But Batgirl is also vulnerable as she actually did remove her implant and can barely walk. And this is where her friendship and relationship with Frankie really pays off as the tech genius sends a Bat-bot to swoop her up. Both Babs and Frankie have a disability, but they overcome it to be badass crime fighters, hackers, and finally businesswomen as the issue wraps up. Barbara Gordon might not be Oracle any more, but Stewart, Fletcher, and Tarr continue the tradition of the character acting as an inspiration to people with disabilities that began with John Ostrander and Kim Yale turning Barbara Gordon into Oracle during their seminal Suicide Squad run.
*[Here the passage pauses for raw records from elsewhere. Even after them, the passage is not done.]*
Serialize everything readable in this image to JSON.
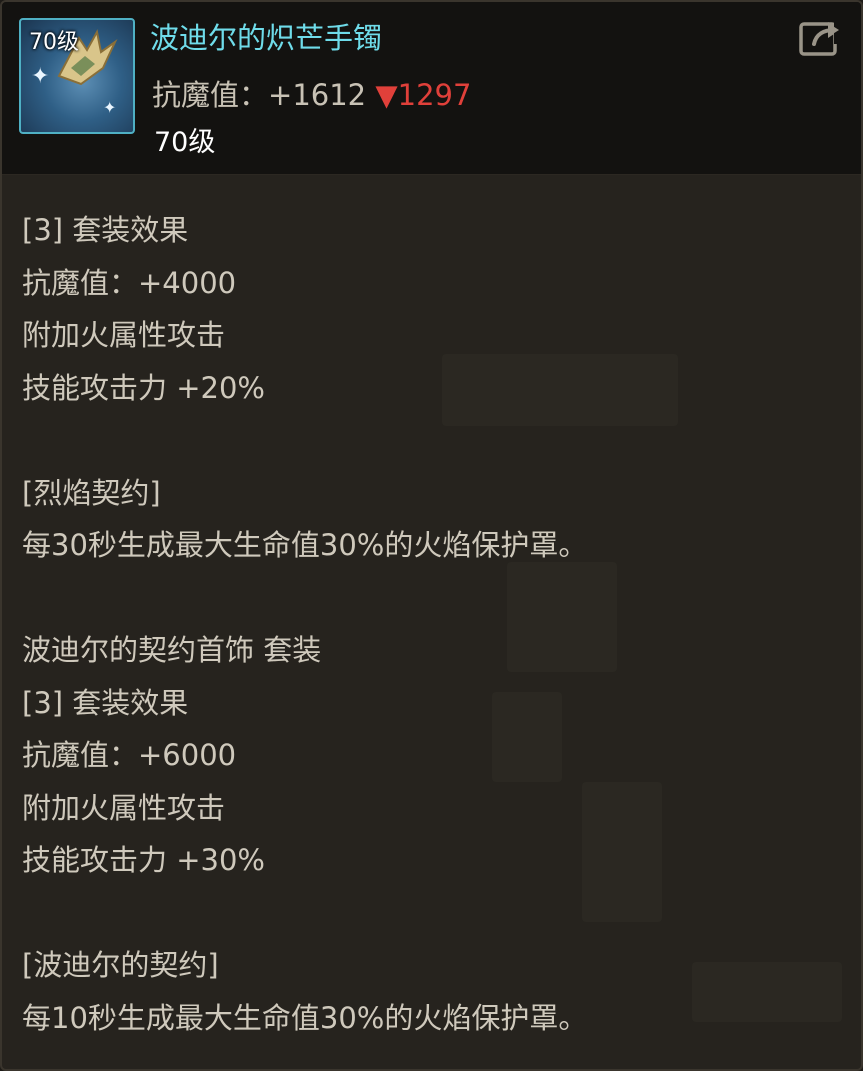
{
  "item": {
    "icon_level": "70级",
    "name": "波迪尔的炽芒手镯",
    "stat_label": "抗魔值：",
    "stat_value": "+1612",
    "stat_diff": "▼1297",
    "level": "70级"
  },
  "icons": {
    "item_icon": "bracelet-claw-icon",
    "share": "share-icon"
  },
  "colors": {
    "item_name": "#6fdcea",
    "diff_down": "#e0403a",
    "icon_border": "#4fb0c4"
  },
  "body": {
    "set1_effect_title": "[3] 套装效果",
    "set1_stat": "抗魔值：+4000",
    "set1_fire": "附加火属性攻击",
    "set1_skill": "技能攻击力 +20%",
    "pact1_name": "[烈焰契约]",
    "pact1_desc": "每30秒生成最大生命值30%的火焰保护罩。",
    "set2_name": "波迪尔的契约首饰 套装",
    "set2_effect_title": "[3] 套装效果",
    "set2_stat": "抗魔值：+6000",
    "set2_fire": "附加火属性攻击",
    "set2_skill": "技能攻击力 +30%",
    "pact2_name": "[波迪尔的契约]",
    "pact2_desc": "每10秒生成最大生命值30%的火焰保护罩。"
  }
}
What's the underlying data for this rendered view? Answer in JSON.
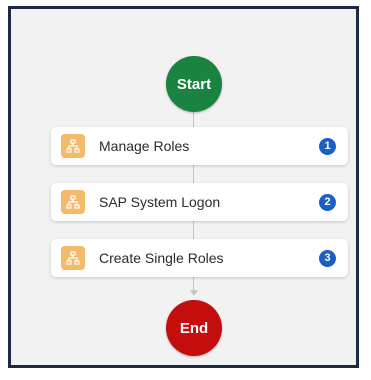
{
  "flow": {
    "start_label": "Start",
    "end_label": "End",
    "steps": [
      {
        "label": "Manage Roles",
        "number": "1",
        "icon": "hierarchy-icon"
      },
      {
        "label": "SAP System Logon",
        "number": "2",
        "icon": "hierarchy-icon"
      },
      {
        "label": "Create Single Roles",
        "number": "3",
        "icon": "hierarchy-icon"
      }
    ]
  },
  "colors": {
    "frame_border": "#1e2a44",
    "canvas_bg": "#f2f2f2",
    "start": "#19833f",
    "end": "#c40d0d",
    "step_icon": "#f4ba6b",
    "badge": "#1a5fc2",
    "connector": "#c4c4c4"
  }
}
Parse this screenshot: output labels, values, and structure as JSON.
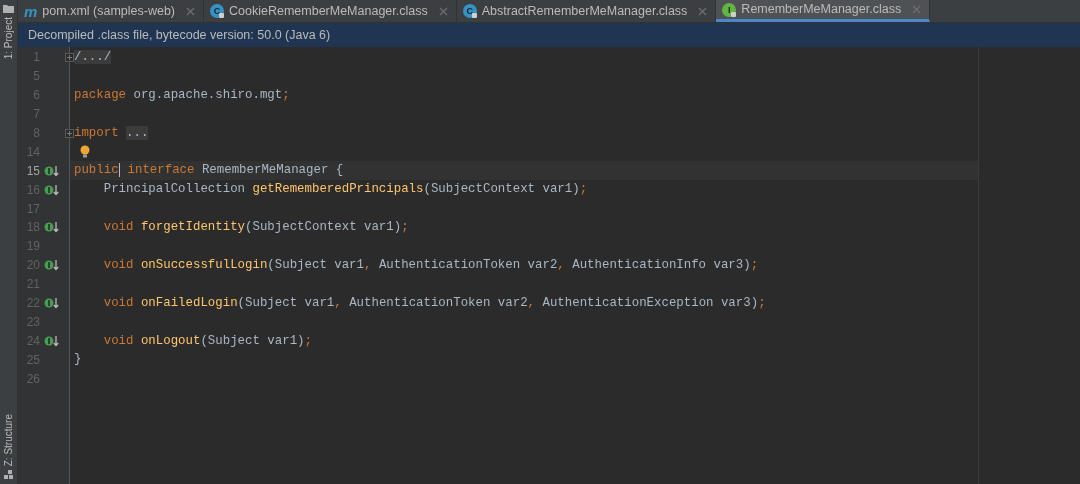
{
  "tool_strip": [
    {
      "label": "1: Project",
      "kind": "project"
    },
    {
      "label": "Z: Structure",
      "kind": "structure"
    }
  ],
  "tabs": [
    {
      "icon_letter": "m",
      "kind": "maven",
      "label": "pom.xml (samples-web)",
      "selected": false
    },
    {
      "icon_letter": "C",
      "kind": "class",
      "label": "CookieRememberMeManager.class",
      "selected": false
    },
    {
      "icon_letter": "C",
      "kind": "class",
      "label": "AbstractRememberMeManager.class",
      "selected": false
    },
    {
      "icon_letter": "I",
      "kind": "interface",
      "label": "RememberMeManager.class",
      "selected": true
    }
  ],
  "banner": "Decompiled .class file, bytecode version: 50.0 (Java 6)",
  "editor": {
    "lines": [
      {
        "number": "1",
        "fold": true,
        "marker": false,
        "current": false,
        "bulb": false,
        "tokens": [
          {
            "kind": "folded",
            "text": "/.../"
          }
        ]
      },
      {
        "number": "5",
        "fold": false,
        "marker": false,
        "current": false,
        "bulb": false
      },
      {
        "number": "6",
        "fold": false,
        "marker": false,
        "current": false,
        "bulb": false,
        "tokens": [
          {
            "kind": "keyword",
            "text": "package "
          },
          {
            "kind": "plain",
            "text": "org.apache.shiro.mgt"
          },
          {
            "kind": "punct",
            "text": ";"
          }
        ]
      },
      {
        "number": "7",
        "fold": false,
        "marker": false,
        "current": false,
        "bulb": false
      },
      {
        "number": "8",
        "fold": true,
        "marker": false,
        "current": false,
        "bulb": false,
        "tokens": [
          {
            "kind": "keyword",
            "text": "import "
          },
          {
            "kind": "folded",
            "text": "..."
          }
        ]
      },
      {
        "number": "14",
        "fold": false,
        "marker": false,
        "current": false,
        "bulb": true
      },
      {
        "number": "15",
        "fold": false,
        "marker": true,
        "current": true,
        "bulb": false,
        "tokens": [
          {
            "kind": "keyword",
            "text": "public",
            "caret": true
          },
          {
            "kind": "keyword",
            "text": " interface ",
            "caret": false
          },
          {
            "kind": "plain",
            "text": "RememberMeManager {",
            "caret": false
          }
        ]
      },
      {
        "number": "16",
        "fold": false,
        "marker": true,
        "current": false,
        "bulb": false,
        "tokens": [
          {
            "kind": "plain",
            "text": "    PrincipalCollection "
          },
          {
            "kind": "method",
            "text": "getRememberedPrincipals"
          },
          {
            "kind": "plain",
            "text": "(SubjectContext var1)"
          },
          {
            "kind": "punct",
            "text": ";"
          }
        ]
      },
      {
        "number": "17",
        "fold": false,
        "marker": false,
        "current": false,
        "bulb": false
      },
      {
        "number": "18",
        "fold": false,
        "marker": true,
        "current": false,
        "bulb": false,
        "tokens": [
          {
            "kind": "keyword",
            "text": "    void "
          },
          {
            "kind": "method",
            "text": "forgetIdentity"
          },
          {
            "kind": "plain",
            "text": "(SubjectContext var1)"
          },
          {
            "kind": "punct",
            "text": ";"
          }
        ]
      },
      {
        "number": "19",
        "fold": false,
        "marker": false,
        "current": false,
        "bulb": false
      },
      {
        "number": "20",
        "fold": false,
        "marker": true,
        "current": false,
        "bulb": false,
        "tokens": [
          {
            "kind": "keyword",
            "text": "    void "
          },
          {
            "kind": "method",
            "text": "onSuccessfulLogin"
          },
          {
            "kind": "plain",
            "text": "(Subject var1"
          },
          {
            "kind": "punct",
            "text": ", "
          },
          {
            "kind": "plain",
            "text": "AuthenticationToken var2"
          },
          {
            "kind": "punct",
            "text": ", "
          },
          {
            "kind": "plain",
            "text": "AuthenticationInfo var3)"
          },
          {
            "kind": "punct",
            "text": ";"
          }
        ]
      },
      {
        "number": "21",
        "fold": false,
        "marker": false,
        "current": false,
        "bulb": false
      },
      {
        "number": "22",
        "fold": false,
        "marker": true,
        "current": false,
        "bulb": false,
        "tokens": [
          {
            "kind": "keyword",
            "text": "    void "
          },
          {
            "kind": "method",
            "text": "onFailedLogin"
          },
          {
            "kind": "plain",
            "text": "(Subject var1"
          },
          {
            "kind": "punct",
            "text": ", "
          },
          {
            "kind": "plain",
            "text": "AuthenticationToken var2"
          },
          {
            "kind": "punct",
            "text": ", "
          },
          {
            "kind": "plain",
            "text": "AuthenticationException var3)"
          },
          {
            "kind": "punct",
            "text": ";"
          }
        ]
      },
      {
        "number": "23",
        "fold": false,
        "marker": false,
        "current": false,
        "bulb": false
      },
      {
        "number": "24",
        "fold": false,
        "marker": true,
        "current": false,
        "bulb": false,
        "tokens": [
          {
            "kind": "keyword",
            "text": "    void "
          },
          {
            "kind": "method",
            "text": "onLogout"
          },
          {
            "kind": "plain",
            "text": "(Subject var1)"
          },
          {
            "kind": "punct",
            "text": ";"
          }
        ]
      },
      {
        "number": "25",
        "fold": false,
        "marker": false,
        "current": false,
        "bulb": false,
        "tokens": [
          {
            "kind": "plain",
            "text": "}"
          }
        ]
      },
      {
        "number": "26",
        "fold": false,
        "marker": false,
        "current": false,
        "bulb": false
      }
    ]
  }
}
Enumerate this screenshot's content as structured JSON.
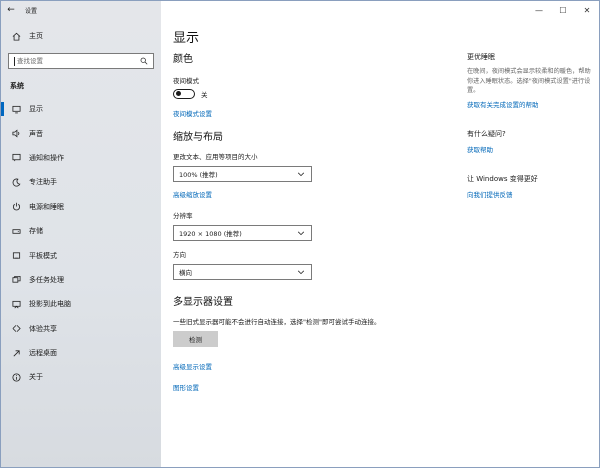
{
  "window": {
    "app_title": "设置",
    "controls": {
      "minimize": "—",
      "maximize": "☐",
      "close": "✕"
    }
  },
  "sidebar": {
    "back_glyph": "←",
    "home_label": "主页",
    "search": {
      "placeholder": "查找设置"
    },
    "section_label": "系统",
    "items": [
      {
        "label": "显示",
        "icon": "monitor-icon",
        "active": true
      },
      {
        "label": "声音",
        "icon": "speaker-icon"
      },
      {
        "label": "通知和操作",
        "icon": "notification-icon"
      },
      {
        "label": "专注助手",
        "icon": "moon-icon"
      },
      {
        "label": "电源和睡眠",
        "icon": "power-icon"
      },
      {
        "label": "存储",
        "icon": "storage-icon"
      },
      {
        "label": "平板模式",
        "icon": "tablet-icon"
      },
      {
        "label": "多任务处理",
        "icon": "multitask-icon"
      },
      {
        "label": "投影到此电脑",
        "icon": "project-icon"
      },
      {
        "label": "体验共享",
        "icon": "share-icon"
      },
      {
        "label": "远程桌面",
        "icon": "remote-icon"
      },
      {
        "label": "关于",
        "icon": "info-icon"
      }
    ]
  },
  "main": {
    "page_title": "显示",
    "color_section": {
      "title": "颜色",
      "night_light_label": "夜间模式",
      "night_light_state": "关",
      "night_light_settings_link": "夜间模式设置"
    },
    "scale_section": {
      "title": "缩放与布局",
      "scale_label": "更改文本、应用等项目的大小",
      "scale_value": "100% (推荐)",
      "advanced_scale_link": "高级缩放设置",
      "resolution_label": "分辨率",
      "resolution_value": "1920 × 1080 (推荐)",
      "orientation_label": "方向",
      "orientation_value": "横向"
    },
    "multi_display": {
      "title": "多显示器设置",
      "description": "一些旧式显示器可能不会进行自动连接，选择\"检测\"即可尝试手动连接。",
      "detect_button": "检测",
      "advanced_display_link": "高级显示设置",
      "graphics_link": "图形设置"
    }
  },
  "aside": {
    "sleep_heading": "更优睡眠",
    "sleep_text": "在晚间，夜间模式会显示较柔和的暖色，帮助你进入睡眠状态。选择\"夜间模式设置\"进行设置。",
    "sleep_link": "获取有关完成设置的帮助",
    "question_heading": "有什么疑问?",
    "help_link": "获取帮助",
    "improve_heading": "让 Windows 变得更好",
    "feedback_link": "向我们提供反馈"
  }
}
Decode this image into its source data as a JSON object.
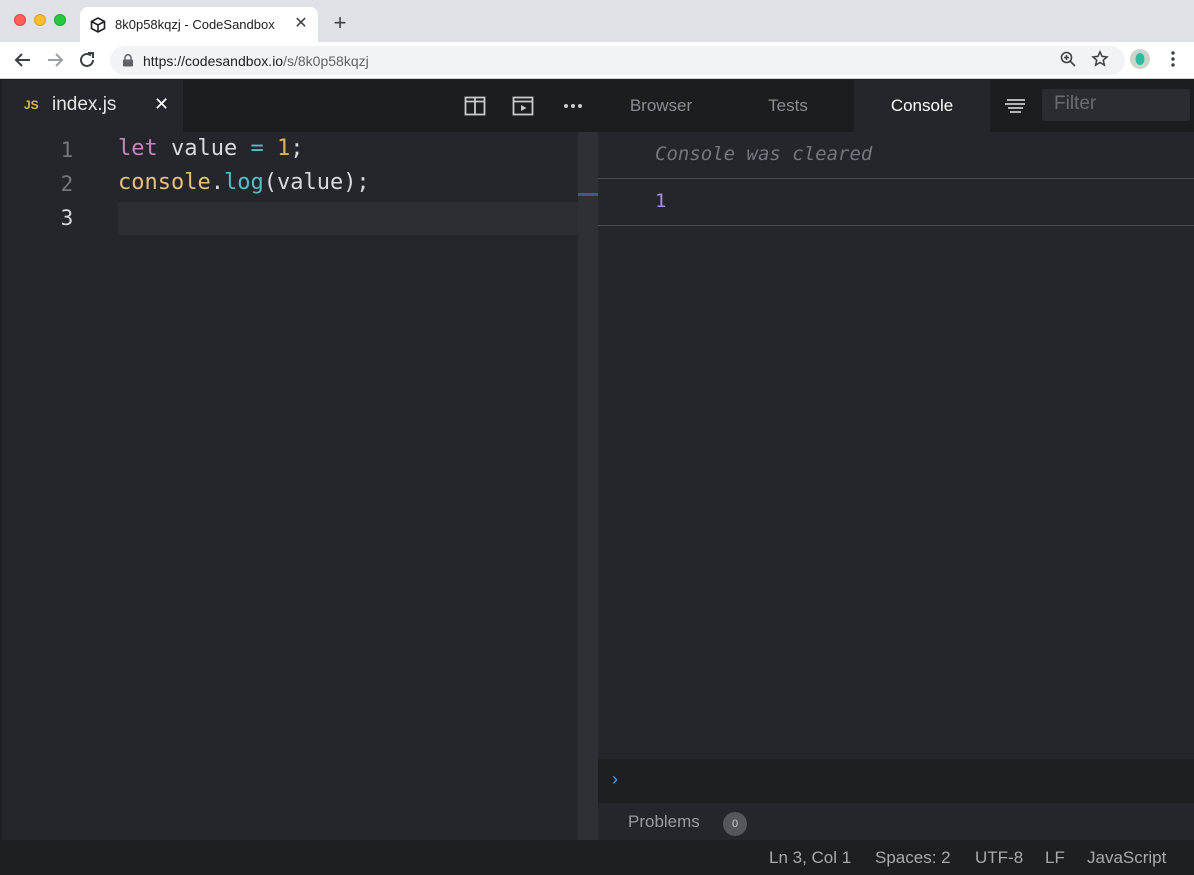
{
  "browser": {
    "tab_title": "8k0p58kqzj - CodeSandbox",
    "tab_close": "✕",
    "new_tab": "+",
    "url_host": "https://codesandbox.io",
    "url_path": "/s/8k0p58kqzj"
  },
  "editor": {
    "file_badge": "JS",
    "file_name": "index.js",
    "file_close": "✕",
    "line_numbers": [
      "1",
      "2",
      "3"
    ],
    "code": {
      "line1": {
        "kw": "let",
        "var": "value",
        "op": "=",
        "num": "1",
        "semi": ";"
      },
      "line2": {
        "obj": "console",
        "dot": ".",
        "fn": "log",
        "args": "(value);"
      }
    }
  },
  "panel": {
    "tabs": [
      "Browser",
      "Tests",
      "Console"
    ],
    "active_tab": "Console",
    "filter_placeholder": "Filter",
    "console_cleared": "Console was cleared",
    "console_output": "1",
    "prompt": "›",
    "problems_label": "Problems",
    "problems_count": "0"
  },
  "status": {
    "position": "Ln 3, Col 1",
    "spaces": "Spaces: 2",
    "encoding": "UTF-8",
    "eol": "LF",
    "language": "JavaScript"
  },
  "colors": {
    "accent_blue": "#3f9cf5",
    "js_badge": "#d6c13e"
  }
}
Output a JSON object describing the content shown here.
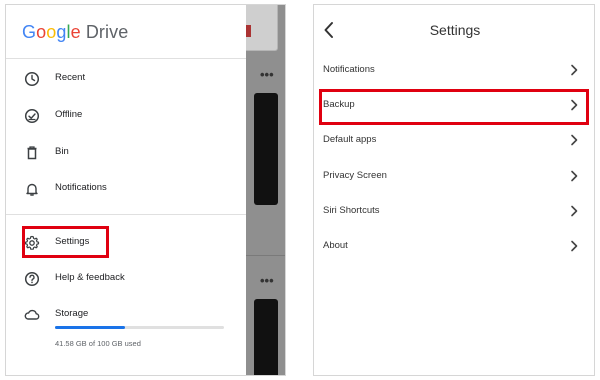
{
  "left_panel": {
    "logo": {
      "google": "Google",
      "drive": "Drive"
    },
    "nav": {
      "recent": "Recent",
      "offline": "Offline",
      "bin": "Bin",
      "notifications": "Notifications",
      "settings": "Settings",
      "help": "Help & feedback",
      "storage": "Storage"
    },
    "storage": {
      "used_text": "41.58 GB of 100 GB used",
      "used_fraction": 0.4158
    },
    "background_menu": "•••"
  },
  "right_panel": {
    "title": "Settings",
    "items": [
      "Notifications",
      "Backup",
      "Default apps",
      "Privacy Screen",
      "Siri Shortcuts",
      "About"
    ]
  },
  "colors": {
    "highlight": "#e00010",
    "storage_bar": "#1a73e8",
    "logo_blue": "#4285F4",
    "logo_red": "#EA4335",
    "logo_yellow": "#FBBC05",
    "logo_green": "#34A853"
  },
  "icons": {
    "recent": "clock-icon",
    "offline": "offline-check-icon",
    "bin": "trash-icon",
    "notifications": "bell-icon",
    "settings": "gear-icon",
    "help": "help-icon",
    "storage": "cloud-icon",
    "back": "chevron-left-icon",
    "row": "chevron-right-icon"
  }
}
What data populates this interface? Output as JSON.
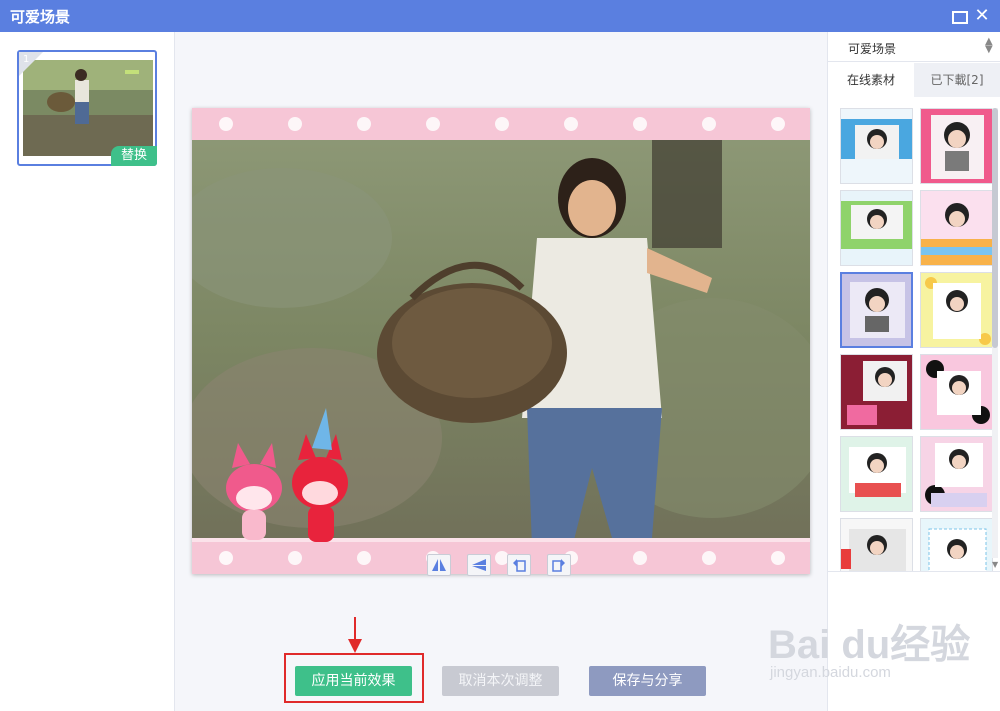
{
  "window": {
    "title": "可爱场景",
    "maximize_icon": "maximize-icon",
    "close_icon": "close-icon",
    "close_glyph": "✕"
  },
  "left_panel": {
    "thumbnail": {
      "index": "1",
      "replace_label": "替换"
    }
  },
  "editor": {
    "tools": [
      {
        "name": "flip-horizontal-icon"
      },
      {
        "name": "flip-vertical-icon"
      },
      {
        "name": "rotate-left-icon"
      },
      {
        "name": "rotate-right-icon"
      }
    ],
    "buttons": {
      "apply": "应用当前效果",
      "cancel": "取消本次调整",
      "save": "保存与分享"
    }
  },
  "right_panel": {
    "scene_select": {
      "value": "可爱场景"
    },
    "tabs": [
      {
        "label": "在线素材",
        "active": true
      },
      {
        "label": "已下載[2]",
        "active": false
      }
    ],
    "templates_count": 12
  },
  "watermark": {
    "logo": "Bai du经验",
    "url": "jingyan.baidu.com"
  },
  "colors": {
    "accent": "#5a7fe0",
    "apply_green": "#3ec08a",
    "highlight_red": "#e02a2a",
    "pink_border": "#f6c6d6"
  }
}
And by the end of Batgirl #50, Barbara Gordon is free of any manipulation, has her own business with Frankie and Luke Fox to bring environmentally friendly power to Gotham, and even has her own “Batcave” filled with mementos After the wringer she has been put through for almost two years with relationship struggles, memory loss, villains impersonating her, and fighting her own father, it’s a well-deserved happy ending for Batgirl. Cameron Stewart, Brenden Fletcher, Babs Tarr, Serge Lapointe, and the excellent guest artists really stick the landing in this last issue.

Stewart, Fletcher, and Tarr’s run on Batgirl won’t just be remembered for the iconic redesign of Batgirl’s costume, which has found its way into other mediums, like the DC Comics Superhero Girls toy line or the Batman Bad Blood animated film, or the cyberpunk-meets-Williamsburg aesthetic of Burnside. It will be remembered as a comic that showed that not all DC superhero books had to have art that looked like Jim Lee’s, kicked ass while still being stylish as hell, and most of all for having a diverse, multifaceted cast of characters that fans of all genders, races, sexual orientations, body types, and disability status could see themselves in.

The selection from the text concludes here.